UK 45% Additional Rate Tax Bracket (2026/27)

The 45% Additional Rate of Income Tax starts at £125,140 of gross income for 2026/27. Combined with 2% NI, the effective marginal rate above this threshold is 47% - actually lower than the 62% effective rate inside the £100k-£125,140 Personal Allowance taper band. The threshold dropped from £150,000 to £125,140 on 6 April 2023.

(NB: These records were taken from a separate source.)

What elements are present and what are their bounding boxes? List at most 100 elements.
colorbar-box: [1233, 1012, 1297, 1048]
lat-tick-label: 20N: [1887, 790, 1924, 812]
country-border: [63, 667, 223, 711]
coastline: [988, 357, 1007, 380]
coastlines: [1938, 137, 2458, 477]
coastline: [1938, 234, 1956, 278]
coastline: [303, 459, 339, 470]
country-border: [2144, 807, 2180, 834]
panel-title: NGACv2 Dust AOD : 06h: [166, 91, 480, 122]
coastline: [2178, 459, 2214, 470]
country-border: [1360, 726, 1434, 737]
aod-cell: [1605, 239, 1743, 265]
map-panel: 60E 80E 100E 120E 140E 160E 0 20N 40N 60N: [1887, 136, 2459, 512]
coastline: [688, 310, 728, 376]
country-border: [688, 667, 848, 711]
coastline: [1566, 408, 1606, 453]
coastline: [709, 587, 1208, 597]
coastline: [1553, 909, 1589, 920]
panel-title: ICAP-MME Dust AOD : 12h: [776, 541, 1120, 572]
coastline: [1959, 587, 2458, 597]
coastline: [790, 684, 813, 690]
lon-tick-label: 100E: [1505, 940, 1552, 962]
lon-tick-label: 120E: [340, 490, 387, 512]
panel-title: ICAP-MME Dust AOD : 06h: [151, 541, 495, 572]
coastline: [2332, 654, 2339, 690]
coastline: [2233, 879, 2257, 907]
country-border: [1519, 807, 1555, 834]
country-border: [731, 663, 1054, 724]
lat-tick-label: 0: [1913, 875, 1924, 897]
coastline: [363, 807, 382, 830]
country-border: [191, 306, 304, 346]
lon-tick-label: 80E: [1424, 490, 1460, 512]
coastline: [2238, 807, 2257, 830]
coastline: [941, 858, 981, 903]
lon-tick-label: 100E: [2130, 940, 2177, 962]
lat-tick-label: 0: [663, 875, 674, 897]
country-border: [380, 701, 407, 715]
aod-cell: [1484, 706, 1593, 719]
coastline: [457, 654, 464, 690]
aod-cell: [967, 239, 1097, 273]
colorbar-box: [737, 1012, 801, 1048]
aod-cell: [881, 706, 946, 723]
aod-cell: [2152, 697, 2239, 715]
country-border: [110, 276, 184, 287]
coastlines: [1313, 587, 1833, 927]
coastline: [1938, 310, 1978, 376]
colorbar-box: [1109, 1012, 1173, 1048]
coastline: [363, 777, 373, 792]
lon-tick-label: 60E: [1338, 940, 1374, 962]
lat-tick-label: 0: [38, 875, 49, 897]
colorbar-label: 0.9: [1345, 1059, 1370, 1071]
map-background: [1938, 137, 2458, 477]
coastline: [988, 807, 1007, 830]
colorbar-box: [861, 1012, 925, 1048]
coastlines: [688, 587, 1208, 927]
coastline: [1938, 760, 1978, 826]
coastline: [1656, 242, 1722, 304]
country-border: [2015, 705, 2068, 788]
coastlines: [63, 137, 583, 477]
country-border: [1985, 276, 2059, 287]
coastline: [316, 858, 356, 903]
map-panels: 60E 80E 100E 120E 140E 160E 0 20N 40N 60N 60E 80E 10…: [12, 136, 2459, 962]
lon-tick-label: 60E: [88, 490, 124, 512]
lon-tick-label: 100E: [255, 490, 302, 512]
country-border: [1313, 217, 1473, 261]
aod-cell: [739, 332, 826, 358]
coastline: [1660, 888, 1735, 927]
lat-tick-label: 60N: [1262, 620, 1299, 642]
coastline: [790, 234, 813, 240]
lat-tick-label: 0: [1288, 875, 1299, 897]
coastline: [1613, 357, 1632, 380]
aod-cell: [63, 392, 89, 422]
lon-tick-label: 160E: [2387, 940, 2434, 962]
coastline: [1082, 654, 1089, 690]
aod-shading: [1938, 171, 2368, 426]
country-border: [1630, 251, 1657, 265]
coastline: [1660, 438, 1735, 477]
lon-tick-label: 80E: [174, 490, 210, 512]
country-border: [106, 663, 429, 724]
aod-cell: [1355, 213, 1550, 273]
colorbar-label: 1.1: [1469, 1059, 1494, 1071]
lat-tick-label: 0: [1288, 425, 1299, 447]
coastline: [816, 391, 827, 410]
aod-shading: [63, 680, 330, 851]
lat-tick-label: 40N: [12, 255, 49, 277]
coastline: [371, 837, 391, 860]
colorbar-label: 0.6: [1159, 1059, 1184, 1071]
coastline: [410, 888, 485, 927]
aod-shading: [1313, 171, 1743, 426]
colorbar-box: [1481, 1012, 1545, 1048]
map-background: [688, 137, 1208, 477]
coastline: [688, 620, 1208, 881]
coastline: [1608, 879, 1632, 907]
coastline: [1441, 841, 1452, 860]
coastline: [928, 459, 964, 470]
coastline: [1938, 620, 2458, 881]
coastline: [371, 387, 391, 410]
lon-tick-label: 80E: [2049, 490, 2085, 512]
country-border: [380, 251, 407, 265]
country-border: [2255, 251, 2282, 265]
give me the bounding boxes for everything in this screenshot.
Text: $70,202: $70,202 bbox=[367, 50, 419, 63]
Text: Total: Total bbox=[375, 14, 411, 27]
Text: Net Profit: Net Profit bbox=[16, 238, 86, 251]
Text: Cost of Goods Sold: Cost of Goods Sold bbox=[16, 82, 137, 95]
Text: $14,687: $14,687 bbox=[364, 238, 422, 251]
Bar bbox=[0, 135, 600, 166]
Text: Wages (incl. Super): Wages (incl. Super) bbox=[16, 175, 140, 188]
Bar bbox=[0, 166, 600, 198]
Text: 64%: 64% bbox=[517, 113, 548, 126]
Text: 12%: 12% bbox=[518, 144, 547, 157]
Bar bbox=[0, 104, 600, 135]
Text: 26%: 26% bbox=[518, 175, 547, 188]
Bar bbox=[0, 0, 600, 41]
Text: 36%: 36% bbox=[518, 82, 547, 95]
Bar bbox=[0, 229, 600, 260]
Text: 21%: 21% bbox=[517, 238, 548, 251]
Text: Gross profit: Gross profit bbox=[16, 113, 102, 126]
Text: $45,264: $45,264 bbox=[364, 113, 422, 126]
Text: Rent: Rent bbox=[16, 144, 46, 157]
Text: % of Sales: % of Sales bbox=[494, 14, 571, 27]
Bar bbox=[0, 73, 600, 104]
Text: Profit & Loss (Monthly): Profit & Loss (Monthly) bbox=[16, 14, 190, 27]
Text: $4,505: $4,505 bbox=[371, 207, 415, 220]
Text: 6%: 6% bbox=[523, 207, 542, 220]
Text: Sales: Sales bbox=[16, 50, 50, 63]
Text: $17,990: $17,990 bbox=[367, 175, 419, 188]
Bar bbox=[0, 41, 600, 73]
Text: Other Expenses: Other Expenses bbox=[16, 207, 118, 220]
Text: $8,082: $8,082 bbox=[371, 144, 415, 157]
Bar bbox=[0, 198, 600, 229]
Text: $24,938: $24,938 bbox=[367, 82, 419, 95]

Take-home above the threshold

Gross salary Annual take-home Monthly
£125,140 £78,111 £6,509
£140,000 £85,986 £7,166
£150,000 £91,286 £7,607
£175,000 £104,536 £8,711
£200,000 £117,786 £9,816
£250,000 £144,286 £12,024

Frequently asked questions

When does the 45% additional-rate tax bracket start?
The 45% Additional Rate of Income Tax starts at £125,140 of gross income for 2026/27. Above that threshold every additional pound is taxed at 45% Income Tax plus 2% Class 1 NI - a combined 47% marginal rate. The threshold was lowered from £150,000 to £125,140 with effect from 6 April 2023.
Why £125,140 specifically?
The figure £125,140 is set so it aligns with where the £12,570 Personal Allowance is fully tapered away. The PA taper reduces the allowance by £1 for every £2 of income above £100,000 - so by £125,140 the £12,570 allowance is zero. Setting the additional-rate threshold at the same point means no taxpayer gets a partial PA above the additional-rate line.
Is the 45% threshold different in Scotland?
Yes. Scotland has its own income tax bands and uses an Advanced Rate of 45% from £75,001 to £125,140, then a Top Rate of 48% above £125,140 (raised from 47% in April 2024). So Scottish additional-rate taxpayers pay 48% Income Tax + 2% NI = 50% combined marginal above £125,140 - the highest marginal rate in the UK.
Why is 47% lower than the 62% PA-taper rate?
Counter-intuitively, earning above £125,140 produces a LOWER effective marginal rate (47%) than earning between £100,000 and £125,140 (62%). That is because the PA-taper effect has already happened in the £100k-£125k band - by £125,140 the allowance is fully gone and there is nothing left to taper. So earning £150,000 of gross actually costs less marginal tax per pound than earning £120,000 of gross.
Can I avoid the 45% rate?
Salary sacrifice into pension reduces taxable income pound for pound and avoids 47% combined marginal. At very high incomes the pension annual allowance becomes a constraint (£60,000 standard, tapered to £10,000 for adjusted income above £360,000). Carry-forward of unused allowance from up to 3 prior years can extend the room. Gift Aid donations also reduce taxable income at the additional-rate band, giving relief at the 25% gross-up rate.